Senate turns away FBI's Web-data request

WASHINGTON -- The Senate on Wednesday rejected a Republican-led effort to allow the FBI to access a person's Internet browsing history, email account data and other electronic communications without a court order in terrorism and spy cases.

The measure from Senate Armed Services Committee Chairman John McCain, R-Ariz., and Senate Intelligence Committee Chairman Richard Burr, R-N.C., would have also extended the government's authority to conduct surveillance over potential "lone wolf" attackers.

McCain and Burr argued that the changes were necessary in the wake of recent terror attacks such as the one in Orlando, Fla., in which a gunman pledging support to the Islamic State killed 49 people at a gay nightclub.

A majority of the Senate -- including Sens. John Boozman and Tom Cotton, both Republicans from Arkansas -- backed the proposal in a 58-38 vote, but it needed 60 votes to advance.

The measure inspired a backlash from privacy advocates and had faced resistance in the House, where lawmakers passed a bill earlier this year to limit the government's authority to access email.

Still, 11 Democrats and one independent senator who votes with them backed the McCain and Burr proposal; six Republicans opposed the measure.

Earlier this year, FBI Director James Comey said giving the government the ability to collect information about electronic communications -- such as a person's email account, how much time a person spends on various websites, and their Internet protocol address -- without obtaining a court order was the bureau's top priority.

Limits on the agency's ability to collect such information without a court order "affects our work in a very, very big and practical way," Comey told Burr's committee earlier this year.

Many senators cited Comey this week in their support for the measure.

"I have great sympathy for [privacy advocates], but I respect more the view of Director Comey, who has said it's his No. 1 priority," McCain told reporters Tuesday. "It's his job to protect the country."

"Our failure to act to grant this authority, particularly in the wake of this terrible tragedy in Orlando, would be inexcusable," Senate Majority Whip John Cornyn, R-Texas, said on the Senate floor Tuesday. "This is something the FBI director appointed by President Obama had said he needs. He said this is their No. 1 legislative priority. ... We owe it to those on the front lines of our counterterrorism efforts to get them what they need."

McCain and Burr's measure, which they presented as an amendment to a spending bill to fund government agencies including the Justice Department, would let the FBI collect information on electronic communications using an administrative subpoena known as a national security letter. But their measure stops short of letting the FBI access the content of emails.

It is similar to language included in the Senate Intelligence Committee's authorization bill, which passed that committee last month, and a Cornyn measure making changes to Electronic Communications Privacy Act that has stalled before the Senate Judiciary Committee.

The House unanimously passed its own update to the Privacy Act this spring, which limited government officials from reading the content of emails without a warrant.
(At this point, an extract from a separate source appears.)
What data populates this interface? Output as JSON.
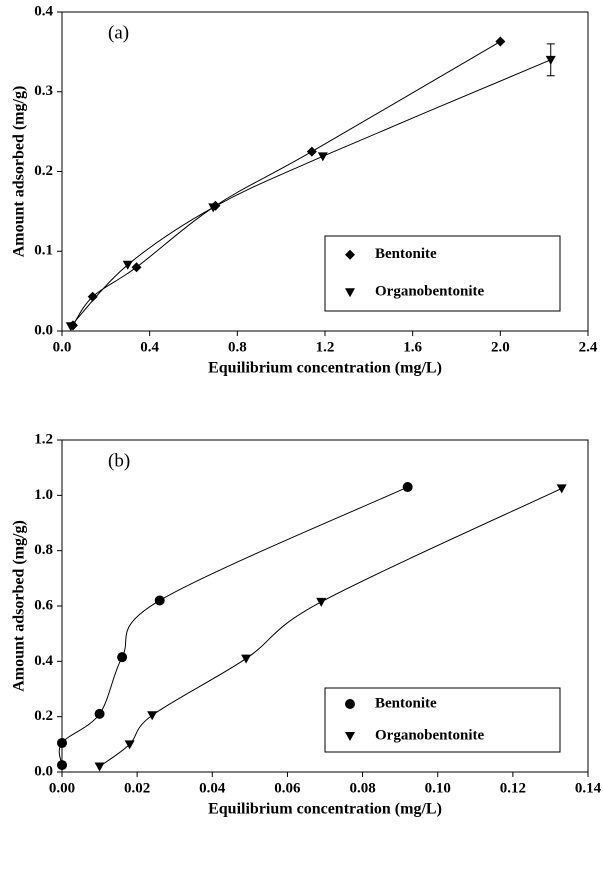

It did not include language similar to what the Senate voted on Wednesday.

Privacy advocates decried McCain and Burr's efforts.
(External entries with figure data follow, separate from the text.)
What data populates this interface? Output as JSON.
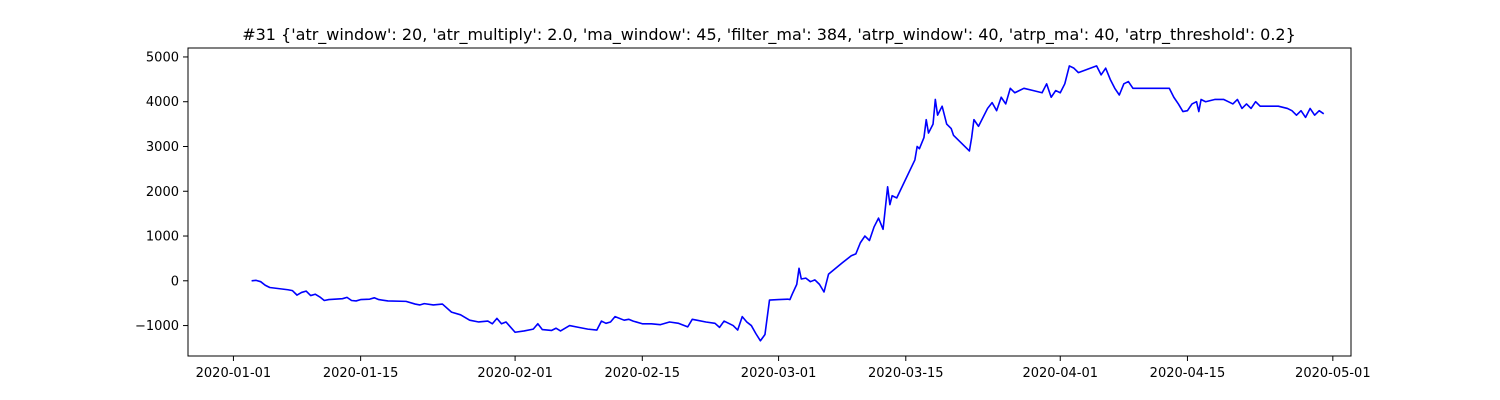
{
  "chart_data": {
    "type": "line",
    "title": "#31 {'atr_window': 20, 'atr_multiply': 2.0, 'ma_window': 45, 'filter_ma': 384, 'atrp_window': 40, 'atrp_ma': 40, 'atrp_threshold': 0.2}",
    "xlabel": "",
    "ylabel": "",
    "x_ticks": [
      "2020-01-01",
      "2020-01-15",
      "2020-02-01",
      "2020-02-15",
      "2020-03-01",
      "2020-03-15",
      "2020-04-01",
      "2020-04-15",
      "2020-05-01"
    ],
    "y_ticks": [
      -1000,
      0,
      1000,
      2000,
      3000,
      4000,
      5000
    ],
    "xlim": [
      "2019-12-27",
      "2020-05-03"
    ],
    "ylim": [
      -1680,
      5200
    ],
    "grid": false,
    "series": [
      {
        "color": "#0000ff",
        "points": [
          [
            "2020-01-03",
            0
          ],
          [
            "2020-01-03T12:00",
            10
          ],
          [
            "2020-01-04",
            -20
          ],
          [
            "2020-01-04T12:00",
            -100
          ],
          [
            "2020-01-05",
            -150
          ],
          [
            "2020-01-07",
            -200
          ],
          [
            "2020-01-07T12:00",
            -220
          ],
          [
            "2020-01-08",
            -320
          ],
          [
            "2020-01-08T12:00",
            -260
          ],
          [
            "2020-01-09",
            -230
          ],
          [
            "2020-01-09T12:00",
            -330
          ],
          [
            "2020-01-10",
            -300
          ],
          [
            "2020-01-10T12:00",
            -360
          ],
          [
            "2020-01-11",
            -440
          ],
          [
            "2020-01-11T12:00",
            -420
          ],
          [
            "2020-01-13",
            -400
          ],
          [
            "2020-01-13T12:00",
            -370
          ],
          [
            "2020-01-14",
            -440
          ],
          [
            "2020-01-14T12:00",
            -450
          ],
          [
            "2020-01-15",
            -420
          ],
          [
            "2020-01-16",
            -410
          ],
          [
            "2020-01-16T12:00",
            -380
          ],
          [
            "2020-01-17",
            -420
          ],
          [
            "2020-01-18",
            -450
          ],
          [
            "2020-01-20",
            -460
          ],
          [
            "2020-01-21",
            -520
          ],
          [
            "2020-01-21T12:00",
            -540
          ],
          [
            "2020-01-22",
            -510
          ],
          [
            "2020-01-23",
            -540
          ],
          [
            "2020-01-24",
            -520
          ],
          [
            "2020-01-25",
            -700
          ],
          [
            "2020-01-26",
            -760
          ],
          [
            "2020-01-27",
            -880
          ],
          [
            "2020-01-28",
            -920
          ],
          [
            "2020-01-29",
            -900
          ],
          [
            "2020-01-29T12:00",
            -960
          ],
          [
            "2020-01-30",
            -840
          ],
          [
            "2020-01-30T12:00",
            -960
          ],
          [
            "2020-01-31",
            -920
          ],
          [
            "2020-02-01",
            -1150
          ],
          [
            "2020-02-02",
            -1120
          ],
          [
            "2020-02-03",
            -1080
          ],
          [
            "2020-02-03T12:00",
            -960
          ],
          [
            "2020-02-04",
            -1090
          ],
          [
            "2020-02-05",
            -1110
          ],
          [
            "2020-02-05T12:00",
            -1060
          ],
          [
            "2020-02-06",
            -1120
          ],
          [
            "2020-02-07",
            -1000
          ],
          [
            "2020-02-08",
            -1040
          ],
          [
            "2020-02-09",
            -1080
          ],
          [
            "2020-02-10",
            -1100
          ],
          [
            "2020-02-10T12:00",
            -900
          ],
          [
            "2020-02-11",
            -950
          ],
          [
            "2020-02-11T12:00",
            -920
          ],
          [
            "2020-02-12",
            -800
          ],
          [
            "2020-02-13",
            -880
          ],
          [
            "2020-02-13T12:00",
            -860
          ],
          [
            "2020-02-14",
            -900
          ],
          [
            "2020-02-15",
            -960
          ],
          [
            "2020-02-16",
            -960
          ],
          [
            "2020-02-17",
            -980
          ],
          [
            "2020-02-18",
            -920
          ],
          [
            "2020-02-19",
            -950
          ],
          [
            "2020-02-20",
            -1030
          ],
          [
            "2020-02-20T12:00",
            -860
          ],
          [
            "2020-02-21",
            -880
          ],
          [
            "2020-02-22",
            -920
          ],
          [
            "2020-02-23",
            -950
          ],
          [
            "2020-02-23T12:00",
            -1040
          ],
          [
            "2020-02-24",
            -900
          ],
          [
            "2020-02-25",
            -1000
          ],
          [
            "2020-02-25T12:00",
            -1100
          ],
          [
            "2020-02-26",
            -800
          ],
          [
            "2020-02-26T12:00",
            -920
          ],
          [
            "2020-02-27",
            -1000
          ],
          [
            "2020-02-27T12:00",
            -1180
          ],
          [
            "2020-02-28",
            -1340
          ],
          [
            "2020-02-28T12:00",
            -1200
          ],
          [
            "2020-02-29",
            -430
          ],
          [
            "2020-03-01",
            -420
          ],
          [
            "2020-03-02",
            -410
          ],
          [
            "2020-03-02T06:00",
            -420
          ],
          [
            "2020-03-02T12:00",
            -300
          ],
          [
            "2020-03-03",
            -80
          ],
          [
            "2020-03-03T06:00",
            280
          ],
          [
            "2020-03-03T12:00",
            40
          ],
          [
            "2020-03-04",
            60
          ],
          [
            "2020-03-04T12:00",
            -20
          ],
          [
            "2020-03-05",
            20
          ],
          [
            "2020-03-05T12:00",
            -80
          ],
          [
            "2020-03-06",
            -250
          ],
          [
            "2020-03-06T12:00",
            150
          ],
          [
            "2020-03-08",
            400
          ],
          [
            "2020-03-09",
            560
          ],
          [
            "2020-03-09T12:00",
            600
          ],
          [
            "2020-03-10",
            850
          ],
          [
            "2020-03-10T12:00",
            1000
          ],
          [
            "2020-03-11",
            900
          ],
          [
            "2020-03-11T12:00",
            1200
          ],
          [
            "2020-03-12",
            1400
          ],
          [
            "2020-03-12T12:00",
            1150
          ],
          [
            "2020-03-13",
            2100
          ],
          [
            "2020-03-13T06:00",
            1700
          ],
          [
            "2020-03-13T12:00",
            1900
          ],
          [
            "2020-03-14",
            1850
          ],
          [
            "2020-03-16",
            2700
          ],
          [
            "2020-03-16T06:00",
            3000
          ],
          [
            "2020-03-16T12:00",
            2950
          ],
          [
            "2020-03-17",
            3200
          ],
          [
            "2020-03-17T06:00",
            3600
          ],
          [
            "2020-03-17T12:00",
            3300
          ],
          [
            "2020-03-18",
            3500
          ],
          [
            "2020-03-18T06:00",
            4050
          ],
          [
            "2020-03-18T12:00",
            3700
          ],
          [
            "2020-03-19",
            3900
          ],
          [
            "2020-03-19T12:00",
            3500
          ],
          [
            "2020-03-20",
            3400
          ],
          [
            "2020-03-20T06:00",
            3250
          ],
          [
            "2020-03-22",
            2900
          ],
          [
            "2020-03-22T06:00",
            3200
          ],
          [
            "2020-03-22T12:00",
            3600
          ],
          [
            "2020-03-23",
            3450
          ],
          [
            "2020-03-24",
            3850
          ],
          [
            "2020-03-24T12:00",
            3980
          ],
          [
            "2020-03-25",
            3800
          ],
          [
            "2020-03-25T12:00",
            4100
          ],
          [
            "2020-03-26",
            3950
          ],
          [
            "2020-03-26T12:00",
            4300
          ],
          [
            "2020-03-27",
            4200
          ],
          [
            "2020-03-28",
            4300
          ],
          [
            "2020-03-29",
            4250
          ],
          [
            "2020-03-30",
            4200
          ],
          [
            "2020-03-30T12:00",
            4400
          ],
          [
            "2020-03-31",
            4100
          ],
          [
            "2020-03-31T12:00",
            4250
          ],
          [
            "2020-04-01",
            4200
          ],
          [
            "2020-04-01T12:00",
            4400
          ],
          [
            "2020-04-02",
            4800
          ],
          [
            "2020-04-02T12:00",
            4750
          ],
          [
            "2020-04-03",
            4650
          ],
          [
            "2020-04-05",
            4800
          ],
          [
            "2020-04-05T12:00",
            4600
          ],
          [
            "2020-04-06",
            4750
          ],
          [
            "2020-04-06T12:00",
            4500
          ],
          [
            "2020-04-07",
            4300
          ],
          [
            "2020-04-07T12:00",
            4150
          ],
          [
            "2020-04-08",
            4400
          ],
          [
            "2020-04-08T12:00",
            4450
          ],
          [
            "2020-04-09",
            4300
          ],
          [
            "2020-04-13",
            4300
          ],
          [
            "2020-04-13T12:00",
            4100
          ],
          [
            "2020-04-14",
            3950
          ],
          [
            "2020-04-14T12:00",
            3780
          ],
          [
            "2020-04-15",
            3800
          ],
          [
            "2020-04-15T12:00",
            3950
          ],
          [
            "2020-04-16",
            4000
          ],
          [
            "2020-04-16T06:00",
            3780
          ],
          [
            "2020-04-16T12:00",
            4050
          ],
          [
            "2020-04-17",
            4000
          ],
          [
            "2020-04-18",
            4050
          ],
          [
            "2020-04-19",
            4050
          ],
          [
            "2020-04-19T12:00",
            4000
          ],
          [
            "2020-04-20",
            3950
          ],
          [
            "2020-04-20T12:00",
            4050
          ],
          [
            "2020-04-21",
            3850
          ],
          [
            "2020-04-21T12:00",
            3950
          ],
          [
            "2020-04-22",
            3850
          ],
          [
            "2020-04-22T12:00",
            4000
          ],
          [
            "2020-04-23",
            3900
          ],
          [
            "2020-04-24",
            3900
          ],
          [
            "2020-04-25",
            3900
          ],
          [
            "2020-04-26",
            3850
          ],
          [
            "2020-04-26T12:00",
            3800
          ],
          [
            "2020-04-27",
            3700
          ],
          [
            "2020-04-27T12:00",
            3800
          ],
          [
            "2020-04-28",
            3650
          ],
          [
            "2020-04-28T12:00",
            3850
          ],
          [
            "2020-04-29",
            3700
          ],
          [
            "2020-04-29T12:00",
            3800
          ],
          [
            "2020-04-30",
            3730
          ]
        ]
      }
    ]
  }
}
"This isn't about giving law enforcement new tools, it's about the FBI not wanting to do paperwork," said Sen. Ron Wyden, D-Ore., one of the Senate's most vocal privacy advocates, arguing that the FBI "already has the power to demand these electronic records with a court order" and can even circumvent that in emergencies.

In a letter sent to senators Tuesday urging them to vote against the amendment, the American Civil Liberties Union stressed the measure would "erode many of the reforms" that Congress enacted last year to the USAPATRIOT Act, ending bulk collection of telephone records and Internet metadata. Tech companies including Google, Yahoo and Microsoft also oppose the amendment, ACLU officials wrote.

McCain and Burr's measure would also permanently extend the government's ability to conduct surveillance on suspected "lone wolf" terrorists, even if they don't have an established connection to a terror group. Under the USA Freedom act, that authority was supposed to expire in 2019.

The ACLU wrote in their letter to lawmakers that the extension of "lone wolf" surveillance "is unnecessary to provide the government the tools necessary to prevent terrorism."